Eastern European journalists' ongoing battle

Journalists working in Eastern Europe and Russia face the double digital security threats of targeted surveillance and hacking attacks by cybercriminals.

Eastern Europe has long been home to some of the most advanced cybercriminals in the world. On top of the threats of falling prey to ransomware or phishing attacks, reporters and activists in former Soviet bloc states are being increasingly targeted by Russian-backed information warfare and cyberoperations. 

#mediadev talks to Mykhailo Koltsov, an expert in cybersecurity for journalists and the cofounder of StopFake.org about digital safety in Eastern Europe and what journalists can do to protect themselves. 

#mediadev: Which countries in Eastern Europe are the most vulnerable in terms of digital security?

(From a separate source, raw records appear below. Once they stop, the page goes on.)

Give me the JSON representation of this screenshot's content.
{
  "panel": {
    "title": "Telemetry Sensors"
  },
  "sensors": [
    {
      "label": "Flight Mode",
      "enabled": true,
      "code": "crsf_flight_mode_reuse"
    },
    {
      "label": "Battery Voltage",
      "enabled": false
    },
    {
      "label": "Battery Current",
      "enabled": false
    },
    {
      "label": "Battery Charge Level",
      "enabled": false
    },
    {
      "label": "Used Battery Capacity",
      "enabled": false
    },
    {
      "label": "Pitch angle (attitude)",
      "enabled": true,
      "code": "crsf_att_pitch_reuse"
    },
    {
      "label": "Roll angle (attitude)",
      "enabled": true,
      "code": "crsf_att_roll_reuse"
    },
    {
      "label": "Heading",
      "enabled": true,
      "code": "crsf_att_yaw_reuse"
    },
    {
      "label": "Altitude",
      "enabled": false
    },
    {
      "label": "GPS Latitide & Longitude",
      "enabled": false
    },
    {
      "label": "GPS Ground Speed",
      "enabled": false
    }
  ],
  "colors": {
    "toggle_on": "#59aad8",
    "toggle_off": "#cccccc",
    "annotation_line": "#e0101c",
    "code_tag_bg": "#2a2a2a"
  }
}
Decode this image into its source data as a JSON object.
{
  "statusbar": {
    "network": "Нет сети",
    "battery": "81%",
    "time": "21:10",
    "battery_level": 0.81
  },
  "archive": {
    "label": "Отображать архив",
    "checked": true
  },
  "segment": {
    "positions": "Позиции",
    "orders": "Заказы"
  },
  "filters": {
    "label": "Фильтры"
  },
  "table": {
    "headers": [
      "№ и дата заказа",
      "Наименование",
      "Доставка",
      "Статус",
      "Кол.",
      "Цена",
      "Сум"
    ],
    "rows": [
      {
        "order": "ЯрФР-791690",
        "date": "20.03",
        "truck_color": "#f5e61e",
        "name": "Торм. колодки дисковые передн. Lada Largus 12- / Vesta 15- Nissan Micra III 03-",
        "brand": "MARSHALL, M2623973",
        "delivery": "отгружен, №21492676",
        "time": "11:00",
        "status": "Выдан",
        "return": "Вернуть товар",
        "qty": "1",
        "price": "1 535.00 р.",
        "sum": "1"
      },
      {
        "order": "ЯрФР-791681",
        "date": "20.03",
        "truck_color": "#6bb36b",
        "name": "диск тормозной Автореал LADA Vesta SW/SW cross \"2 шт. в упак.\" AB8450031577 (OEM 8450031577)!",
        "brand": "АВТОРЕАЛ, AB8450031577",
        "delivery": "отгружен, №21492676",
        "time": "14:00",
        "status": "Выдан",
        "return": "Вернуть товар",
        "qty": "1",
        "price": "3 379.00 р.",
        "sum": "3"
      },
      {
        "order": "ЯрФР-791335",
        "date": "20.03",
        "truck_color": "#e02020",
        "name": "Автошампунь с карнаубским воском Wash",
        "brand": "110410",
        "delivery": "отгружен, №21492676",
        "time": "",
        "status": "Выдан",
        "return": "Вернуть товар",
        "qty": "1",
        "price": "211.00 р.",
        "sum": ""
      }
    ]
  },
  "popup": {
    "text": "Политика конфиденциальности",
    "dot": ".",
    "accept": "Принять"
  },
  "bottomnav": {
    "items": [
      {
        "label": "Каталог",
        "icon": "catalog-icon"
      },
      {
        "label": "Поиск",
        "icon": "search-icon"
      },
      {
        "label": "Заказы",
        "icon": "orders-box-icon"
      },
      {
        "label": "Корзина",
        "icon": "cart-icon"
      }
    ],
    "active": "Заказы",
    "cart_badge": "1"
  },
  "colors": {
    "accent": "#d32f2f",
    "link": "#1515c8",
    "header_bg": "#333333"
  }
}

Mykhajlo Kolstov: No country can claim it isn't vulnerable but I think Russia faces the greatest risks. The state, security services and industry are enmeshed and they've dismantled protections of journalists' rights. They can access journalists' equipment without fearing legal repercussions and new anti-terrorism legislation [passed in June 2016] has made things worse. Under the so-called "Yarovaya law", punishment has increased for those expressing "extremist" opinions [and the law is increasingly being brought against social media users critical of Russia's involvement in Ukraine, for example]. This is quashing people's freedom to express opinions on the Internet.

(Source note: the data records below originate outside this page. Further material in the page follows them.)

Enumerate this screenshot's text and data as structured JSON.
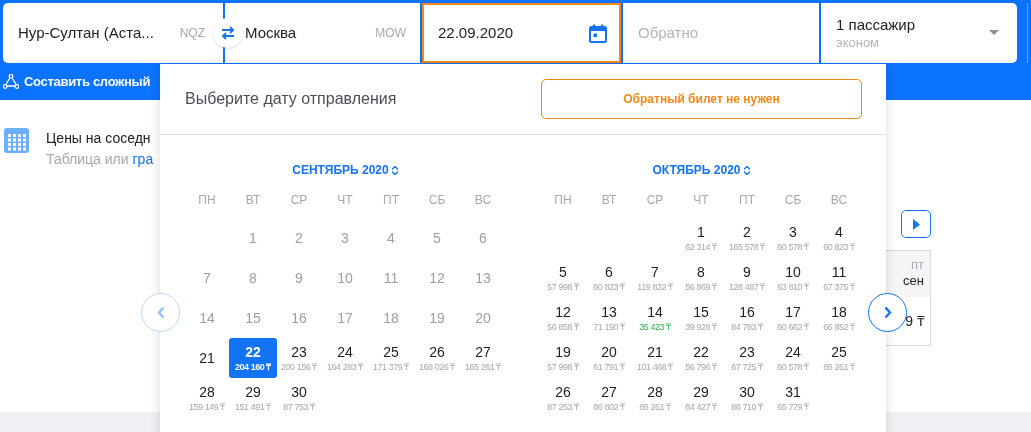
{
  "search_form": {
    "origin": {
      "value": "Нур-Султан (Аста...",
      "code": "NQZ"
    },
    "destination": {
      "value": "Москва",
      "code": "MOW"
    },
    "depart_date": {
      "value": "22.09.2020"
    },
    "return_date": {
      "placeholder": "Обратно"
    },
    "passengers": {
      "value": "1 пассажир",
      "class": "эконом"
    }
  },
  "complex_route_link": "Составить сложный",
  "nearby_prices": {
    "title": "Цены на соседн",
    "subtitle": "Таблица или ",
    "link": "гра"
  },
  "price_table": {
    "header_day": "пт",
    "header_month": "сен",
    "cell": "9 ₸"
  },
  "date_picker": {
    "title": "Выберите дату отправления",
    "one_way_button": "Обратный билет не нужен",
    "months": [
      {
        "label": "СЕНТЯБРЬ 2020",
        "weekdays": [
          "ПН",
          "ВТ",
          "СР",
          "ЧТ",
          "ПТ",
          "СБ",
          "ВС"
        ],
        "weeks": [
          [
            {
              "day": "1",
              "disabled": true,
              "selected": false
            },
            {
              "day": "2",
              "disabled": true,
              "selected": false
            },
            {
              "day": "3",
              "disabled": true,
              "selected": false
            },
            {
              "day": "4",
              "disabled": true,
              "selected": false
            },
            {
              "day": "5",
              "disabled": true,
              "selected": false
            },
            {
              "day": "6",
              "disabled": true,
              "selected": false
            }
          ],
          [
            {
              "day": "7",
              "disabled": true,
              "selected": false
            },
            {
              "day": "8",
              "disabled": true,
              "selected": false
            },
            {
              "day": "9",
              "disabled": true,
              "selected": false
            },
            {
              "day": "10",
              "disabled": true,
              "selected": false
            },
            {
              "day": "11",
              "disabled": true,
              "selected": false
            },
            {
              "day": "12",
              "disabled": true,
              "selected": false
            },
            {
              "day": "13",
              "disabled": true,
              "selected": false
            }
          ],
          [
            {
              "day": "14",
              "disabled": true,
              "selected": false
            },
            {
              "day": "15",
              "disabled": true,
              "selected": false
            },
            {
              "day": "16",
              "disabled": true,
              "selected": false
            },
            {
              "day": "17",
              "disabled": true,
              "selected": false
            },
            {
              "day": "18",
              "disabled": true,
              "selected": false
            },
            {
              "day": "19",
              "disabled": true,
              "selected": false
            },
            {
              "day": "20",
              "disabled": true,
              "selected": false
            }
          ],
          [
            {
              "day": "21",
              "disabled": false,
              "selected": false
            },
            {
              "day": "22",
              "price": "204 160 ₸",
              "disabled": false,
              "selected": true,
              "cheapest": false
            },
            {
              "day": "23",
              "price": "200 156 ₸",
              "disabled": false,
              "selected": false,
              "cheapest": false
            },
            {
              "day": "24",
              "price": "164 283 ₸",
              "disabled": false,
              "selected": false,
              "cheapest": false
            },
            {
              "day": "25",
              "price": "171 379 ₸",
              "disabled": false,
              "selected": false,
              "cheapest": false
            },
            {
              "day": "26",
              "price": "168 026 ₸",
              "disabled": false,
              "selected": false,
              "cheapest": false
            },
            {
              "day": "27",
              "price": "165 261 ₸",
              "disabled": false,
              "selected": false,
              "cheapest": false
            }
          ],
          [
            {
              "day": "28",
              "price": "159 149 ₸",
              "disabled": false,
              "selected": false,
              "cheapest": false
            },
            {
              "day": "29",
              "price": "151 491 ₸",
              "disabled": false,
              "selected": false,
              "cheapest": false
            },
            {
              "day": "30",
              "price": "87 753 ₸",
              "disabled": false,
              "selected": false,
              "cheapest": false
            }
          ]
        ]
      },
      {
        "label": "ОКТЯБРЬ 2020",
        "weekdays": [
          "ПН",
          "ВТ",
          "СР",
          "ЧТ",
          "ПТ",
          "СБ",
          "ВС"
        ],
        "weeks": [
          [
            {
              "day": "1",
              "price": "62 314 ₸",
              "disabled": false,
              "selected": false,
              "cheapest": false
            },
            {
              "day": "2",
              "price": "165 578 ₸",
              "disabled": false,
              "selected": false,
              "cheapest": false
            },
            {
              "day": "3",
              "price": "60 578 ₸",
              "disabled": false,
              "selected": false,
              "cheapest": false
            },
            {
              "day": "4",
              "price": "60 823 ₸",
              "disabled": false,
              "selected": false,
              "cheapest": false
            }
          ],
          [
            {
              "day": "5",
              "price": "57 998 ₸",
              "disabled": false,
              "selected": false,
              "cheapest": false
            },
            {
              "day": "6",
              "price": "60 823 ₸",
              "disabled": false,
              "selected": false,
              "cheapest": false
            },
            {
              "day": "7",
              "price": "119 822 ₸",
              "disabled": false,
              "selected": false,
              "cheapest": false
            },
            {
              "day": "8",
              "price": "56 869 ₸",
              "disabled": false,
              "selected": false,
              "cheapest": false
            },
            {
              "day": "9",
              "price": "128 487 ₸",
              "disabled": false,
              "selected": false,
              "cheapest": false
            },
            {
              "day": "10",
              "price": "63 810 ₸",
              "disabled": false,
              "selected": false,
              "cheapest": false
            },
            {
              "day": "11",
              "price": "67 375 ₸",
              "disabled": false,
              "selected": false,
              "cheapest": false
            }
          ],
          [
            {
              "day": "12",
              "price": "56 858 ₸",
              "disabled": false,
              "selected": false,
              "cheapest": false
            },
            {
              "day": "13",
              "price": "71 190 ₸",
              "disabled": false,
              "selected": false,
              "cheapest": false
            },
            {
              "day": "14",
              "price": "35 423 ₸",
              "disabled": false,
              "selected": false,
              "cheapest": true
            },
            {
              "day": "15",
              "price": "39 928 ₸",
              "disabled": false,
              "selected": false,
              "cheapest": false
            },
            {
              "day": "16",
              "price": "84 783 ₸",
              "disabled": false,
              "selected": false,
              "cheapest": false
            },
            {
              "day": "17",
              "price": "60 662 ₸",
              "disabled": false,
              "selected": false,
              "cheapest": false
            },
            {
              "day": "18",
              "price": "66 852 ₸",
              "disabled": false,
              "selected": false,
              "cheapest": false
            }
          ],
          [
            {
              "day": "19",
              "price": "57 998 ₸",
              "disabled": false,
              "selected": false,
              "cheapest": false
            },
            {
              "day": "20",
              "price": "61 791 ₸",
              "disabled": false,
              "selected": false,
              "cheapest": false
            },
            {
              "day": "21",
              "price": "101 468 ₸",
              "disabled": false,
              "selected": false,
              "cheapest": false
            },
            {
              "day": "22",
              "price": "56 796 ₸",
              "disabled": false,
              "selected": false,
              "cheapest": false
            },
            {
              "day": "23",
              "price": "67 725 ₸",
              "disabled": false,
              "selected": false,
              "cheapest": false
            },
            {
              "day": "24",
              "price": "60 578 ₸",
              "disabled": false,
              "selected": false,
              "cheapest": false
            },
            {
              "day": "25",
              "price": "85 261 ₸",
              "disabled": false,
              "selected": false,
              "cheapest": false
            }
          ],
          [
            {
              "day": "26",
              "price": "87 253 ₸",
              "disabled": false,
              "selected": false,
              "cheapest": false
            },
            {
              "day": "27",
              "price": "86 802 ₸",
              "disabled": false,
              "selected": false,
              "cheapest": false
            },
            {
              "day": "28",
              "price": "85 261 ₸",
              "disabled": false,
              "selected": false,
              "cheapest": false
            },
            {
              "day": "29",
              "price": "84 427 ₸",
              "disabled": false,
              "selected": false,
              "cheapest": false
            },
            {
              "day": "30",
              "price": "88 710 ₸",
              "disabled": false,
              "selected": false,
              "cheapest": false
            },
            {
              "day": "31",
              "price": "65 779 ₸",
              "disabled": false,
              "selected": false,
              "cheapest": false
            }
          ]
        ]
      }
    ]
  }
}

A person's shadow in front of a wall with encrypted text

"These days, attacks tend to be more finely tuned and target a specific person or organization"

In Ukraine, on the other hand, digital security risks are growing because of a general failure to implement security strategies. The biggest risks in 2016, for instance, were hacker attacks on energy infrastructure and the theft of confidential or personal data. Communication channels that people thought were safe were compromised. In 2016, for example, there were concerns over the security of the messaging app Telegram, which is used by Russian activists like Oleg Kozlovsky and Georgy Alburov. Another problem is the spread of ransomware [malicious software that encrypts data and demands payment to decrypt it]. Paradoxically, social engineering attacks, such as email phishing for stealing personal logins and other data, are the most widespread kind of attack.

How has the situation changed in the past few years?

In the past, attacks were much broader in scope in that viruses and malware spread in many different ways and the victims were usually random. These days, attacks tend to be more finely tuned and target a specific person or organization. One problem still needing attention is that editorial offices don't have any kind of systematic digital security strategy to protect their journalists. Basically, journalists are left up to their own devices as far as digital security strategy goes and their technical know-how or skills aren't always up to date. 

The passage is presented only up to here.